Economic Diversification an Important Buffer for Africa in Uncertain Global Environment
Africa needs to forge a new model of growth based on inclusivity
Cape Town, South Africa Economic diversification is essential for African economies to build buffers against vulnerability in a volatile world, panellists told a World Economic Forum on Africa session on Africa’s economic outlook.
Creating a savings culture and increased tax base to help fund intra-African trade and investment and reduce African countries’ dependence on customs revenues are other factors that could provide buffers against volatility and improve trade flows by lessening the incentive for countries to impose non-tariff barriers, participants said.
Sectors mentioned as being important for the future include agriculture, financial services, natural resource extraction, investment in IT infrastructure, housing, power supply and regional trading of electricity. Participants added tourism and healthcare as important sectors for Africa’s development and job creation.
Ngozi Okonjo-Iweala, Coordinating Minister for the Economy and Minister of Finance of Nigeria, said Africa’s growth rates are not a flash-in-the-pan as shown by the fact that, even in the uncertain economic climate globally, Africa continues to grow. But it is important to find ways to step up the growth and make it inclusive.
Her view was echoed by Pravin Gordhan, Minister of Finance of South Africa, who said it is not only the measurement of gross domestic product that is important, but the quality of that GDP. He said Africa needs to produce a new model of growth based on inclusivity and create new economic institutions both within and between countries to support it. The flow of capital out of the continent has to be stemmed to increase the availability of investible capital within Africa.
He said that, although foreign direct investment in Africa is growing, much of it is still going into the resources sector. The challenge of the next five years is to lay the basis for greater diversification based on countries’ comparative advantage. “The time has certainly come for Africa to start talking about what it is going to do for itself.”
Africans should take advantage of the increased confidence and interest in the continent by negotiating better terms of trade. However, he cautioned that the new self-confidence now evident in Africa itself should not lead to hubris. “We will be living in a risky world for some years to come.”
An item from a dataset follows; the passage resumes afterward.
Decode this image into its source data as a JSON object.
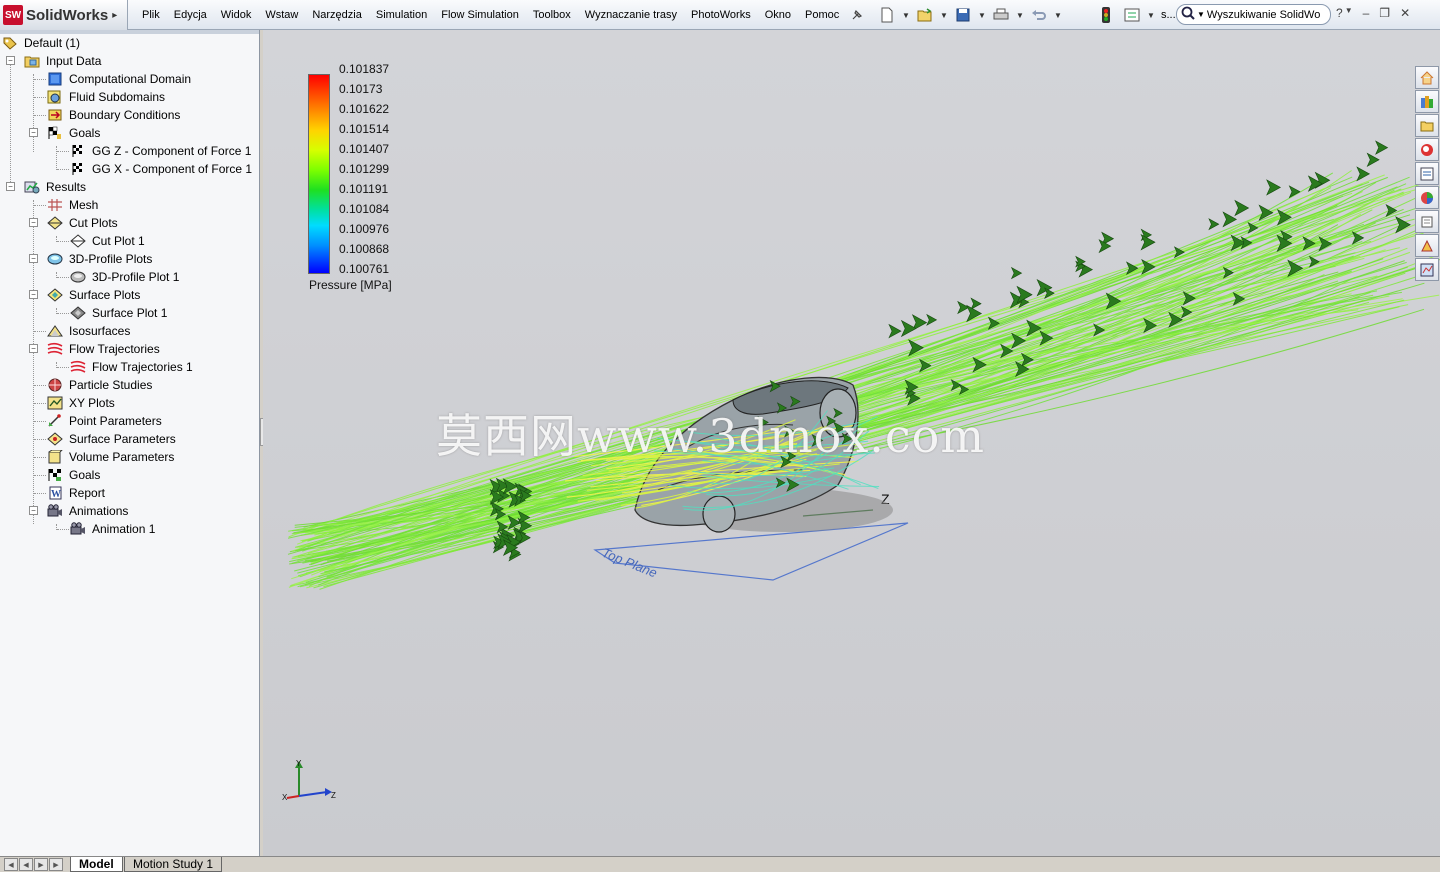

Benno Ndulu, Governor of the Bank of Tanzania, said natural resource wealth is a key opportunity for the future and, although past experience of leveraging it for development has been negative, lessons have been learned and the future is more positive. He added that Africa has a comparative advantage in its combination of cheap labour and a large youth population, which can help Africa to attract investment from Asia.
Okonjo-Iweala said that, while Africa is seeing increased FDI, increasingly Africans themselves are investing in Africa. She said that, for example, South African companies are among the biggest investors in Nigeria while Nigerian companies are expanding rapidly across West and East Africa.
Linah K. Mohohlo, Governor and Board Chairman of the Bank of Botswana, said for Africa to progress, it is important that a greater commitment is made to productivity and competitiveness.
With the support of the Government of South Africa, the World Economic Forum on Africa is being held in Cape Town, South Africa, from 8 to 10 May. Over 1,000 participants from more than 80 countries are taking part. Under the theme Delivering on Africa’s Promise, the meeting’s agenda will integrate three pillars: Accelerating Economic Diversification; Boosting Strategic Infrastructure; and Unlocking Africa’s Talent.